For his 23rd birthday, his lover, who worked in the capacity of Treasurer for the court, had given him a donkey. The lover said to him on that day, "With this ass I wish to demonstrate my love for you."
From that day forward they were constantly together.
The emperor and his ass would attend court functions together, meet with foreign dignitaries, and consult with his mystics and counselors regarding the state of the economy, foreign relations and internal affairs. The donkey was always present. He would even bring his personal ass along with him when he would consort with his lover or involve himself in salacious affairs.
The donkey became a cultural icon amongst the people of the nation. Banners and buttons were printed with caricatures of the donkey on them. The tabloids printed articles speculating on the donkey's lineage, its whereabouts on holidays, whether or not it had a drug or alcohol problem and its love life. There were unauthorized biographies written. In the end the donkey became more than just a national icon. It became a popular pastime.

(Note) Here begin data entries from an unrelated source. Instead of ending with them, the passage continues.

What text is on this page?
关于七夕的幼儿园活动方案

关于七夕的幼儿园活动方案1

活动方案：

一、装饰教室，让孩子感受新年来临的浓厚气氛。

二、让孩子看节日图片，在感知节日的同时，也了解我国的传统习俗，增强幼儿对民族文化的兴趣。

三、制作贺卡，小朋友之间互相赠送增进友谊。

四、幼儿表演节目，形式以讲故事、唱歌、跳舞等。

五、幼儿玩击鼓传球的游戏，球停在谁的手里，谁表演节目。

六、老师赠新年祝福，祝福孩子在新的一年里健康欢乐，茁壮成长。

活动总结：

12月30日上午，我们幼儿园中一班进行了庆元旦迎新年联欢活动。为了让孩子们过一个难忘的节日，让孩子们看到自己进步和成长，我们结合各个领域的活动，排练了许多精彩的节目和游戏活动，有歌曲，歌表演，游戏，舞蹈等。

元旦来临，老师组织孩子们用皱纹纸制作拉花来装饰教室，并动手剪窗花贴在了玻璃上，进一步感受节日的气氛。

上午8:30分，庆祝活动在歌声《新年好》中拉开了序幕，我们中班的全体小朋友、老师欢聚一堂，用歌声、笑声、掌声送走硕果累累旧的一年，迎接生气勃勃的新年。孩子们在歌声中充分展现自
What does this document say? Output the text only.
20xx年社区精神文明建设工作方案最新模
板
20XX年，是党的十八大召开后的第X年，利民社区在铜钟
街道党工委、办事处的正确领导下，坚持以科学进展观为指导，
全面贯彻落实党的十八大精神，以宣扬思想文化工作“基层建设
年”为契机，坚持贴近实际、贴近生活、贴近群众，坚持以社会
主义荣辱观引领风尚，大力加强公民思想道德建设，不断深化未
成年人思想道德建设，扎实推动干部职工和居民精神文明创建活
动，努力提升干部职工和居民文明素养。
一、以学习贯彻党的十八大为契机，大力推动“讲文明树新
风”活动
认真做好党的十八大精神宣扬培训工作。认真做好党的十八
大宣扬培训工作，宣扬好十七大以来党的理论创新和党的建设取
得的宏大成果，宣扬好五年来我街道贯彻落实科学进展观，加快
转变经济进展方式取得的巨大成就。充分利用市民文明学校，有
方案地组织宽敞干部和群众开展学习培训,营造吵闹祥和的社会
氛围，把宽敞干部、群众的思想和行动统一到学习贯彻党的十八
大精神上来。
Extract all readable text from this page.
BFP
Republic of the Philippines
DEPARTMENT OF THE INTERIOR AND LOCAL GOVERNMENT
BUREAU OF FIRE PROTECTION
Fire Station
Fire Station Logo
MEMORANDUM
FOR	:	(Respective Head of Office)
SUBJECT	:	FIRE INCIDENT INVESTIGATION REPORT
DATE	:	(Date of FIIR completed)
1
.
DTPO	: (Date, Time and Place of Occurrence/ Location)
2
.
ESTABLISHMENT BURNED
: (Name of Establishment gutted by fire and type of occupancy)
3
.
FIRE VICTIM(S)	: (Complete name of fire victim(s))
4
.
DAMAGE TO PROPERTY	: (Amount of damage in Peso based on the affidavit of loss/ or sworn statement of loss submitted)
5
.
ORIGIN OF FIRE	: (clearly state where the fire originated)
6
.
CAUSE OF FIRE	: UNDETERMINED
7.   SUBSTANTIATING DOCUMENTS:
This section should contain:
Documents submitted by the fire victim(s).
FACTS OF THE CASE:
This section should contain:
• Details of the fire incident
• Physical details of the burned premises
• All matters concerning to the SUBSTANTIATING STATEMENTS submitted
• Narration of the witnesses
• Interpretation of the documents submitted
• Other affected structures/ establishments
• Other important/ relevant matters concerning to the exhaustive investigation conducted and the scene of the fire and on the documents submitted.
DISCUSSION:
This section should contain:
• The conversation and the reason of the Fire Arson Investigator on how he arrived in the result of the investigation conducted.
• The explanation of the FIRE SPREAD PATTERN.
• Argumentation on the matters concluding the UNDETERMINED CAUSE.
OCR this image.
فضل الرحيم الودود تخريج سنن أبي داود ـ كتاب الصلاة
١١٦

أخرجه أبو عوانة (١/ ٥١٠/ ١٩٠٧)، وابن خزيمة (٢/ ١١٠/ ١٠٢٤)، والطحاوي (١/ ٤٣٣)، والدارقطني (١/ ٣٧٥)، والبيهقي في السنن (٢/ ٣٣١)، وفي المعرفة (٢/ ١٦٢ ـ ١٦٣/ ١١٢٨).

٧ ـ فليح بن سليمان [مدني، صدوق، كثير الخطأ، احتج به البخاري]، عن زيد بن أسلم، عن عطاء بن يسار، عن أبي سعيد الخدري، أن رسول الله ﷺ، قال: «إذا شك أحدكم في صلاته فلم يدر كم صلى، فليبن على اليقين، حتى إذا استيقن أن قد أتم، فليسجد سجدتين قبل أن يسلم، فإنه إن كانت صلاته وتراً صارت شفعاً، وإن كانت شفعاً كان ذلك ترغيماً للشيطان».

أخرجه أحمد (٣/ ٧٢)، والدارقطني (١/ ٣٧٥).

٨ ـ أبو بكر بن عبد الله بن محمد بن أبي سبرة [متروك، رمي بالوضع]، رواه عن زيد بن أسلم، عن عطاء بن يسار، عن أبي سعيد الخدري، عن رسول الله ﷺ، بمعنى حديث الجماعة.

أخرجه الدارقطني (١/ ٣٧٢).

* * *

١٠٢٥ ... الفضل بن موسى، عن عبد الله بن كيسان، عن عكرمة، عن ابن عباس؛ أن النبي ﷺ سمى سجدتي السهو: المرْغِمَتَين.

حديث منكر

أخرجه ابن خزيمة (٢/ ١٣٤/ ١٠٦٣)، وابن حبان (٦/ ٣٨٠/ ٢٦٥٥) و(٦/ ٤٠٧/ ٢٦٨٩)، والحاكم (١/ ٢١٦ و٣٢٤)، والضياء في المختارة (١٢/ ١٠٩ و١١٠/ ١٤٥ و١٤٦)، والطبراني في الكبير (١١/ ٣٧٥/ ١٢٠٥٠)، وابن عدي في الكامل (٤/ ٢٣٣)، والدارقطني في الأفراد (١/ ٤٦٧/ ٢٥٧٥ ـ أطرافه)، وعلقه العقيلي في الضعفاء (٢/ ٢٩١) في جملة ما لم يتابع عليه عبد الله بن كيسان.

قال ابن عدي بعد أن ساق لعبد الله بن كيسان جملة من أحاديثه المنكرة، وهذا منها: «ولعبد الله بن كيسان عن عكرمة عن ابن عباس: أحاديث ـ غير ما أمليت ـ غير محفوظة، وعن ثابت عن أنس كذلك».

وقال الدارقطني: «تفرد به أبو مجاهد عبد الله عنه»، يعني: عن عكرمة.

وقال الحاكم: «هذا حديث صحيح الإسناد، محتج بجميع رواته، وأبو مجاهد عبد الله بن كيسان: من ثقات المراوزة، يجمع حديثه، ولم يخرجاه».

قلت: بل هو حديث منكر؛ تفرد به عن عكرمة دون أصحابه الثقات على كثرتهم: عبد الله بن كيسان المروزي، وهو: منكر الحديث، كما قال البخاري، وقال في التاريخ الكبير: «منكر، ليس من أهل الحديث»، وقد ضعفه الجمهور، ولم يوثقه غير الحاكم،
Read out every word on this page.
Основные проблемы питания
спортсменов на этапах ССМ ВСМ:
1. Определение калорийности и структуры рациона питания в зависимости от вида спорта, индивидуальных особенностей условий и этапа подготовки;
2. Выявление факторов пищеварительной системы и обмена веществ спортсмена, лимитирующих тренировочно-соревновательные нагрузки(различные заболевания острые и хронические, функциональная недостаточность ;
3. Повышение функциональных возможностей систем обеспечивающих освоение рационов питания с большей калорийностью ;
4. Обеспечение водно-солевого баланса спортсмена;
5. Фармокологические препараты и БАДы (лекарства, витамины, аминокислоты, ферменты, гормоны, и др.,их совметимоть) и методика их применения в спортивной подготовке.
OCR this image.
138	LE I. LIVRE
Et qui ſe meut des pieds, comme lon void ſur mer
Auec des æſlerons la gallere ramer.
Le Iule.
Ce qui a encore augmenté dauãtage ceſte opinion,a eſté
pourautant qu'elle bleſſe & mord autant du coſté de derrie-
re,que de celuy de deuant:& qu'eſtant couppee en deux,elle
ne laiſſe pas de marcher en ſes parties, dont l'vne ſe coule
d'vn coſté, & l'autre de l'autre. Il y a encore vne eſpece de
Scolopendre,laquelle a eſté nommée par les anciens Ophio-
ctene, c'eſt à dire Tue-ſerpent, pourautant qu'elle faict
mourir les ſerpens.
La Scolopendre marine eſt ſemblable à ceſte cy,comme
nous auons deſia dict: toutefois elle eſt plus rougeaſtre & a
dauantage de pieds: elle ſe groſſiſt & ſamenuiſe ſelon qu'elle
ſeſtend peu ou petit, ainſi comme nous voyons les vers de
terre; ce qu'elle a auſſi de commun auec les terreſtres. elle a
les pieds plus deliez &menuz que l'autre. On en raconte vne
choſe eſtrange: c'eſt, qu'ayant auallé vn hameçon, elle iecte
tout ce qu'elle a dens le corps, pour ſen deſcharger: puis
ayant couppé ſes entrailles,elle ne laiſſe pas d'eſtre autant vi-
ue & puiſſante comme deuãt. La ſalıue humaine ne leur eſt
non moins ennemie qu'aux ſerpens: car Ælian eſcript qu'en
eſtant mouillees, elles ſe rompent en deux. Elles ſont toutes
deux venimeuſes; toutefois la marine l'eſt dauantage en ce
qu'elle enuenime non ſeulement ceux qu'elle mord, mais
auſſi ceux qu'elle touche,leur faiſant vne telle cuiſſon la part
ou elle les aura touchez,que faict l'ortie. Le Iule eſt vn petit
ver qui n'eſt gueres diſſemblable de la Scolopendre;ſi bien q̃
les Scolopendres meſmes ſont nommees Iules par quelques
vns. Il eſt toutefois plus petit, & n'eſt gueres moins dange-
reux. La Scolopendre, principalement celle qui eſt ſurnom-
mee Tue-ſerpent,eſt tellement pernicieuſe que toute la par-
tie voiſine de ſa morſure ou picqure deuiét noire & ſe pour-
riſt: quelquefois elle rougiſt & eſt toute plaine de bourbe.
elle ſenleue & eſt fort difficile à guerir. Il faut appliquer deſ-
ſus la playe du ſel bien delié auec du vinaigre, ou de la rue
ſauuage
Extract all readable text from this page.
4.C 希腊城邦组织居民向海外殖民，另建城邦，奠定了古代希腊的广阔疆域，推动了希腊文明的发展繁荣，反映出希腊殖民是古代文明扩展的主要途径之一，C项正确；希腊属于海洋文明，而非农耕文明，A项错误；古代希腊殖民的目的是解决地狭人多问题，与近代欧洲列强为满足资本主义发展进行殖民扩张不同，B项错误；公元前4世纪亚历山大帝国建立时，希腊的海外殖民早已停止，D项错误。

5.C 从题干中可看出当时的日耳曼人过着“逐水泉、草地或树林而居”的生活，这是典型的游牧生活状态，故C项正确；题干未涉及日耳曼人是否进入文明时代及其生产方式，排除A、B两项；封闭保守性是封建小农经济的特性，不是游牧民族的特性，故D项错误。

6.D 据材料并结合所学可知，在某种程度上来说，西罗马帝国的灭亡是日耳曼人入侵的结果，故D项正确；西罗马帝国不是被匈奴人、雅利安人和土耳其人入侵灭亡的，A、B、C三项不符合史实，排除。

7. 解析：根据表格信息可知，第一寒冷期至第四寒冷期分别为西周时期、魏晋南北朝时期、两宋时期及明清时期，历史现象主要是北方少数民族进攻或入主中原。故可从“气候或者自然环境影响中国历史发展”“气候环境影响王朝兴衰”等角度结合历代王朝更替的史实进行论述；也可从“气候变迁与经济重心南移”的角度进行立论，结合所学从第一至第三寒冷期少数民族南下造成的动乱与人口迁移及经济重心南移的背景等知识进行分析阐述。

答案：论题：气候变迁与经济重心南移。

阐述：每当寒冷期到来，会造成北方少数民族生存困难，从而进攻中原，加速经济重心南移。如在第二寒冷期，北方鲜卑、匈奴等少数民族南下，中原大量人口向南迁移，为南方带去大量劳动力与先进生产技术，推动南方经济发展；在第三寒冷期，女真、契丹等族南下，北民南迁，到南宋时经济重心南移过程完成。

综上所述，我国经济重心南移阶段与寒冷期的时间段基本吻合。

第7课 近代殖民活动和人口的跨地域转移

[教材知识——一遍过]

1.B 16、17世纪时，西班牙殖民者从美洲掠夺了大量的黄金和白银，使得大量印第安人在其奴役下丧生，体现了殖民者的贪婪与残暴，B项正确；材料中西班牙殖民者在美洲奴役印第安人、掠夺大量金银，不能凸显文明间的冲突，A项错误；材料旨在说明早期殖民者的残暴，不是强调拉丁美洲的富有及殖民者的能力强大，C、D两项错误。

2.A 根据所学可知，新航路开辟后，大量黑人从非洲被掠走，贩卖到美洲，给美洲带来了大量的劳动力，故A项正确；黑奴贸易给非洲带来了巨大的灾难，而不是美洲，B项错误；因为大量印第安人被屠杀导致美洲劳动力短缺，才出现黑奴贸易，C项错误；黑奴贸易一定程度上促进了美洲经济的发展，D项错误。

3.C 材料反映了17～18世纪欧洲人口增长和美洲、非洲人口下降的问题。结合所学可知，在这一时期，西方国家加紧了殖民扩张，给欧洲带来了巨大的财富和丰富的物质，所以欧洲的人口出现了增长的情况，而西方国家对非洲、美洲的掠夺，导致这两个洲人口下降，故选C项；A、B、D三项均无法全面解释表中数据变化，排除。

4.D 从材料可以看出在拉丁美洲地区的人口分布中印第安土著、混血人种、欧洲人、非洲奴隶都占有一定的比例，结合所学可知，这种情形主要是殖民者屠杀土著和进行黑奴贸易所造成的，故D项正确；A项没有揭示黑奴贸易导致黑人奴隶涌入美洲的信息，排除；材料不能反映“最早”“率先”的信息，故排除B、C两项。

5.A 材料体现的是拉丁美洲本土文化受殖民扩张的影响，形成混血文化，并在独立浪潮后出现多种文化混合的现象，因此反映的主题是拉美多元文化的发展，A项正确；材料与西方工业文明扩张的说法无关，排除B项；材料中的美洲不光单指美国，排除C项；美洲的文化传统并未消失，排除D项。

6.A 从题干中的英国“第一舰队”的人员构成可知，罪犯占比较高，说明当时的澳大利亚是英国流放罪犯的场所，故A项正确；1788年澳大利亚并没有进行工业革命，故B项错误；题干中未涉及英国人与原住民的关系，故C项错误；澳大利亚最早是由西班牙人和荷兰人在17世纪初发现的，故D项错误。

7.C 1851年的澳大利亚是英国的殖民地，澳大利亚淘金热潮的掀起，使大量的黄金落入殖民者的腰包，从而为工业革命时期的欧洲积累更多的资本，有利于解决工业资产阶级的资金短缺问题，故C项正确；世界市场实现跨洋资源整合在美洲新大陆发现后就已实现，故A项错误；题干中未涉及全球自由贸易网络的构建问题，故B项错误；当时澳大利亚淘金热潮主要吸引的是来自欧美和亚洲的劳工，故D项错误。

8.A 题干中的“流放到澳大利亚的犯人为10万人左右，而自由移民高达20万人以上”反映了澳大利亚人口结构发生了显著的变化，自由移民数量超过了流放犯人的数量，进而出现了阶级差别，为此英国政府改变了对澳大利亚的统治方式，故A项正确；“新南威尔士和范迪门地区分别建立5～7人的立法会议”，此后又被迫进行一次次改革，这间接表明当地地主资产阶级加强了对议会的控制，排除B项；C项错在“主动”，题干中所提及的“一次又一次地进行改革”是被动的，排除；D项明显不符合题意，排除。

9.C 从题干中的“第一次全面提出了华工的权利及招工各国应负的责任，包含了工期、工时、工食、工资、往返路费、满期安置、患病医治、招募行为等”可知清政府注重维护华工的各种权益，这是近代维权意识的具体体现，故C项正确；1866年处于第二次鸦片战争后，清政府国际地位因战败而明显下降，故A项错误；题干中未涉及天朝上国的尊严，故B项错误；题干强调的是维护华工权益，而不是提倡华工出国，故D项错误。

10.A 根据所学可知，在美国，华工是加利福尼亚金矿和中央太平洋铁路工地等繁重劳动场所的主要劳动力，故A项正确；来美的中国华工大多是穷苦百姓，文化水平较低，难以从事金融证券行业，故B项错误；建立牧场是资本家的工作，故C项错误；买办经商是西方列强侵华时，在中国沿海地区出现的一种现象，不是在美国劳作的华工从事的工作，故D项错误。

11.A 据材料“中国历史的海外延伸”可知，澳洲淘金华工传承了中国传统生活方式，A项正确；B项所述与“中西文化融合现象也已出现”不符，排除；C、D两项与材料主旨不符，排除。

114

Naturally, with this fame and adoration there also developed a contingency of jealous dissenters and with the prospect of the donkey's popularity seeming to have no end, this small group created a plot with which to do away with the ass.
The emperor was planning a publicity appearance in a nearby city-state. The plan was for the emperor to ride down a main thoroughfare in an open carriage as a symbol of prosperity and openness between the court and the people as well as the nation and the world. Of course, a large entourage, security people and his beloved ass would accompany him. At the end of the motorcade he would deliver a rousing speech and a festival would follow. The festival would be billed as The Age of the Ass. It was on that day that the jealous traitors planned to assassinate the donkey.
The sun shone down on the boulevard and beads of sweat swelled upon the heads of the emperor and his entourage. It shone down upon the heads of the people on the streets. It shone down upon the ass and it shone down upon the heads of those who wished to assassinate.
When the carriage lurched forward, a great cheer met the emperor and his ass. He waved, smiled and yelled out to his admirers. He congratulated them on helping to build the great nation in which they lived.
As he was bedeviling the throng with his magical charisma, a faint whistling sound pierced the air. The emperor looked around and to his horror, gazed upon his ass, which had been bored in the head by a poisonous dart blown from the gun of a nearby assassin. There was another whistling sound and a second poisonous dart from a second assassin drove its way into the head of the donkey. The impact of the dart caused a chunk of the mule's head to fly up, as if on wing.
The crowd seeing was happening gave a loud gasp in shock and abhorrence at the horrifying spectacle of their beloved icon being slain right in front of them.
A third dart whistled into the carriage, ricocheted off the door and flew up in the air killing a passing pigeon, which fell upon the body of the mule who took his last breath.
People began running in all directions, weeping loudly, and tearing at their clothes and hair and there was chaos for the rest of the afternoon and for several days to follow.
On the fifth day following the assassination a full military funeral was held for the cherished ass. The nation was thus cast into a ghastly pall of mourning and depression.
No one worked. No one played. No one did anything and it was for this reason that the emperor stood on the precipice of the abyss, looking in with hollow eyes and contemplating the end of time.